As for disabling IPv6, nmcli is usually the tool of choice for HAOS, but its a bit of work to use it, and I’ve found some of the settings don’t persist across reboots anyway.
Link local scopes can not really be compared to anything IPv4 or VLAN/LAN.
It is a unique feature of IPv6 and that fact that every interface will have a FE80 link local scope, but might or might not share the subnet they are connected to will confuse people coming from an IPv4 only POV.
fe80 will still hit the firewall, because any interface connected to an IPv6 network will have have an address on that network.
And some routers see the ff02 as a different subnet than fe80, so it is thinking it is supposed to route it.
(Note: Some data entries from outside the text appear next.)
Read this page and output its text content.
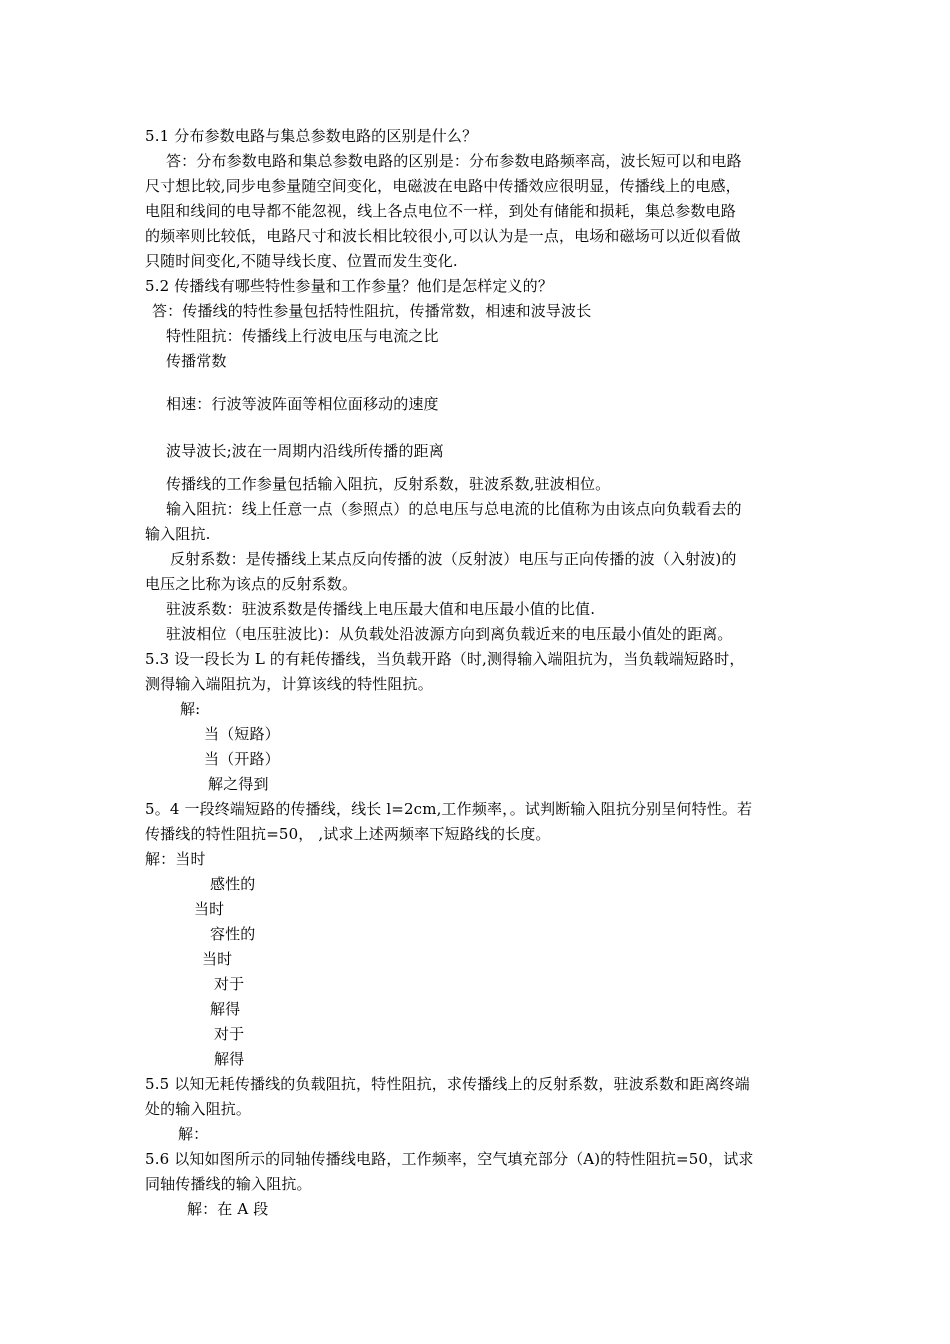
5.1 分布参数电路与集总参数电路的区别是什么？
答：分布参数电路和集总参数电路的区别是：分布参数电路频率高，波长短可以和电路
尺寸想比较,同步电参量随空间变化，电磁波在电路中传播效应很明显，传播线上的电感，
电阻和线间的电导都不能忽视，线上各点电位不一样，到处有储能和损耗，集总参数电路
的频率则比较低，电路尺寸和波长相比较很小,可以认为是一点，电场和磁场可以近似看做
只随时间变化,不随导线长度、位置而发生变化.
5.2 传播线有哪些特性参量和工作参量？他们是怎样定义的？
答：传播线的特性参量包括特性阻抗，传播常数，相速和波导波长
特性阻抗：传播线上行波电压与电流之比
传播常数
相速：行波等波阵面等相位面移动的速度
波导波长;波在一周期内沿线所传播的距离
传播线的工作参量包括输入阻抗，反射系数，驻波系数,驻波相位。
输入阻抗：线上任意一点（参照点）的总电压与总电流的比值称为由该点向负载看去的
输入阻抗.
反射系数：是传播线上某点反向传播的波（反射波）电压与正向传播的波（入射波)的
电压之比称为该点的反射系数。
驻波系数：驻波系数是传播线上电压最大值和电压最小值的比值.
驻波相位（电压驻波比)：从负载处沿波源方向到离负载近来的电压最小值处的距离。
5.3 设一段长为 L 的有耗传播线，当负载开路（时,测得输入端阻抗为，当负载端短路时，
测得输入端阻抗为，计算该线的特性阻抗。
解:
当（短路）
当（开路）
解之得到
5。4 一段终端短路的传播线，线长 l=2cm,工作频率，。试判断输入阻抗分别呈何特性。若
传播线的特性阻抗=50， ,试求上述两频率下短路线的长度。
解：当时
感性的
当时
容性的
当时
对于
解得
对于
解得
5.5 以知无耗传播线的负载阻抗，特性阻抗，求传播线上的反射系数，驻波系数和距离终端
处的输入阻抗。
解：
5.6 以知如图所示的同轴传播线电路，工作频率，空气填充部分（A)的特性阻抗=50，试求
同轴传播线的输入阻抗。
解：在 A 段
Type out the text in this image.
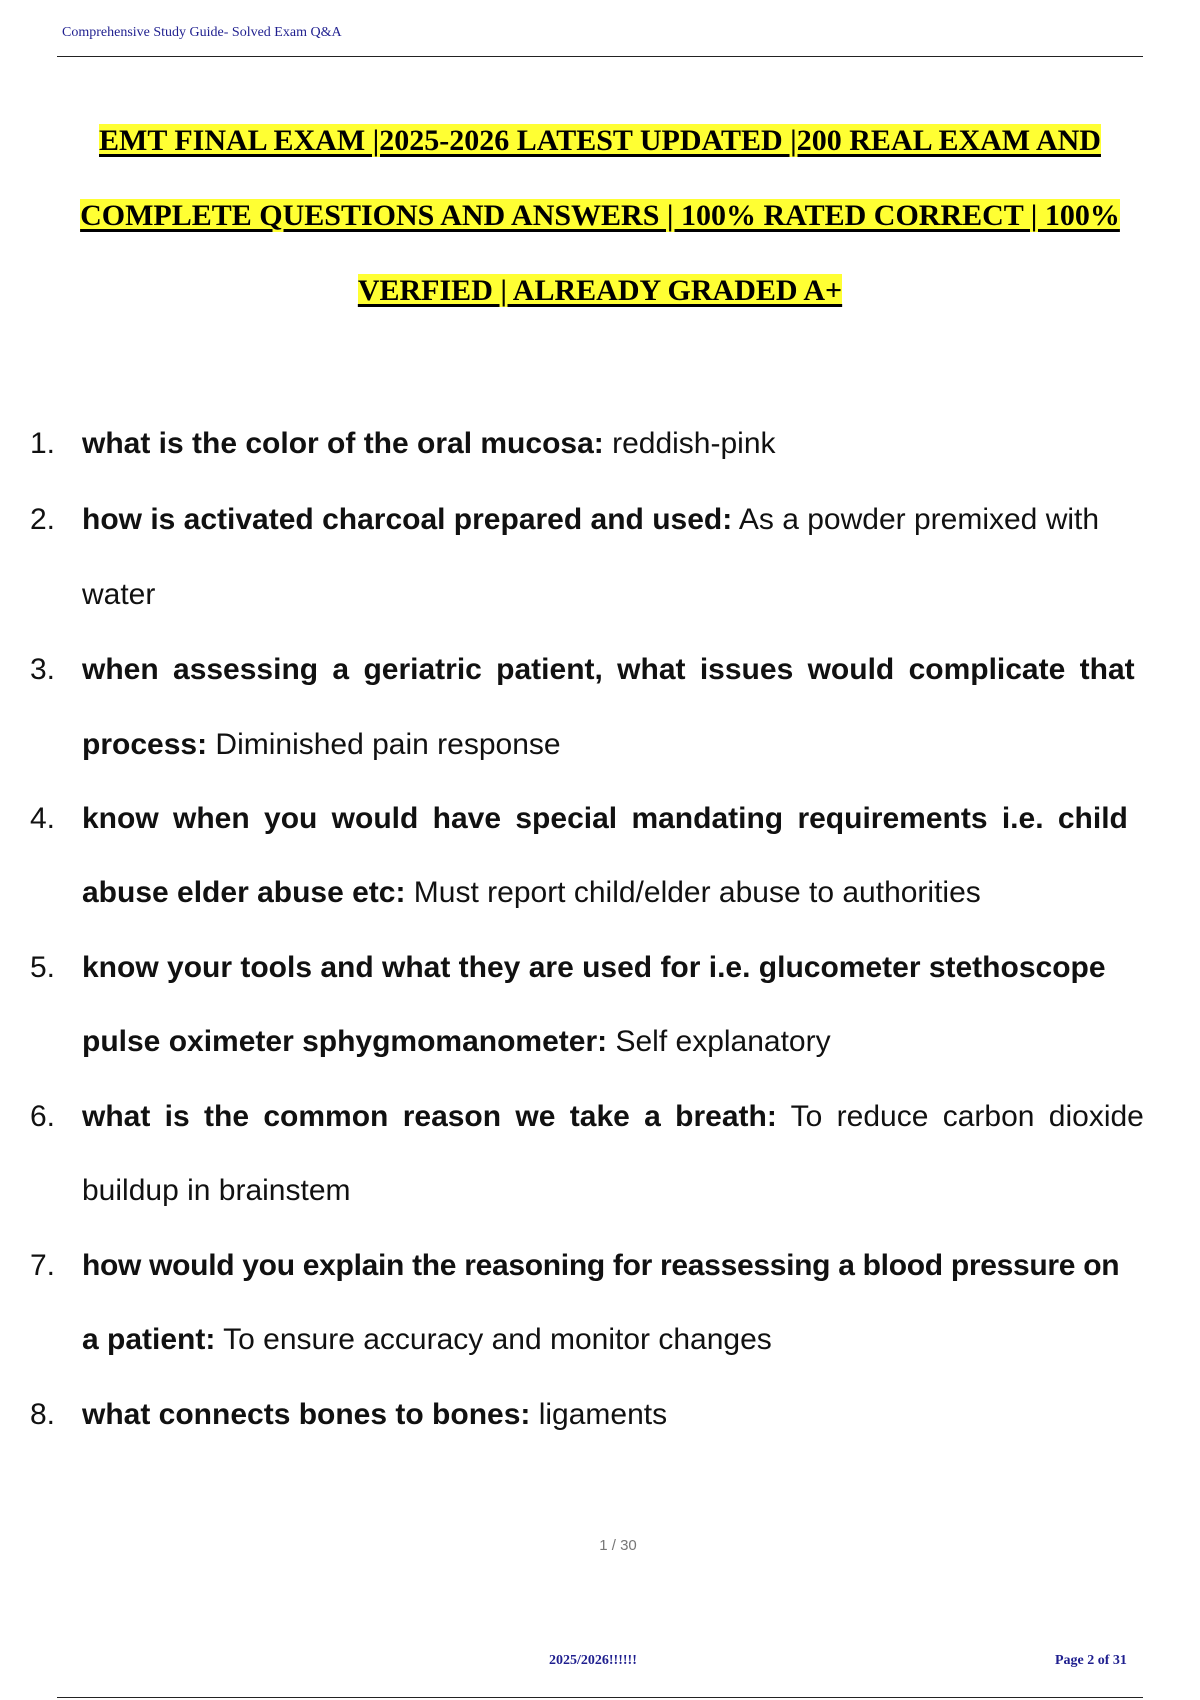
Comprehensive Study Guide- Solved Exam Q&A
EMT FINAL EXAM |2025-2026 LATEST UPDATED |200 REAL EXAM AND
COMPLETE QUESTIONS AND ANSWERS | 100% RATED CORRECT | 100%
VERFIED | ALREADY GRADED A+
1. what is the color of the oral mucosa: reddish-pink
2. how is activated charcoal prepared and used: As a powder premixed with
water
3. when assessing a geriatric patient, what issues would complicate that
process: Diminished pain response
4. know when you would have special mandating requirements i.e. child
abuse elder abuse etc: Must report child/elder abuse to authorities
5. know your tools and what they are used for i.e. glucometer stethoscope
pulse oximeter sphygmomanometer: Self explanatory
6. what is the common reason we take a breath: To reduce carbon dioxide
buildup in brainstem
7. how would you explain the reasoning for reassessing a blood pressure on
a patient: To ensure accuracy and monitor changes
8. what connects bones to bones: ligaments
1 / 30
2025/2026!!!!!!	Page 2 of 31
The firewall is usually in front of the router, even though they are physically one device.
I have Home Assistant running on my Proxmox server, and I can’t disable IPv6 because I need it for another project.
I dislike this broadcast because it’s unnecessary for me, and it’s the only device that appears in my firewall blocks, thus filling up my logs.
Why can’t I disable the broadcast? Why is it being blocked without giving me the option to choose?
It’s your network. You do what you want at this point you know its not a problem and it’s not hurting anyone or anything.
Ive been doing IT ops for well over 20 years at this point… Two things you try to avoid or it leads to pain.
Putting configuration in place to work around a non-issue - it’s just busy work.
Creating nonstandard configurations because inevitably sometime on the future - you need that thing and you forget that a few years ago you configured something that breaks the config and developers RARELY test non-standard configuration so you may also be opening yourself up to random bugs because things expect it to be there.
And FINALLY it’s only a log in the router.
A that said. If you block it do I expect you to have issues. Probably not - but you need to be aware of the ramifications of doing so. Future troubshooting is MUCH easier when you know you don’t have no standard configurations.
After googling around some, I couldn’t find why a firewall would flag IPv6 packets it received with ff02 link local multicast destinations with source fe80 link locals as they shouldn’t be forwarded anyway. But it does seem that others have complained about their firewalls do indeed log these. One solution I saw hints at setting rules in the firewall that don’t log these particular events.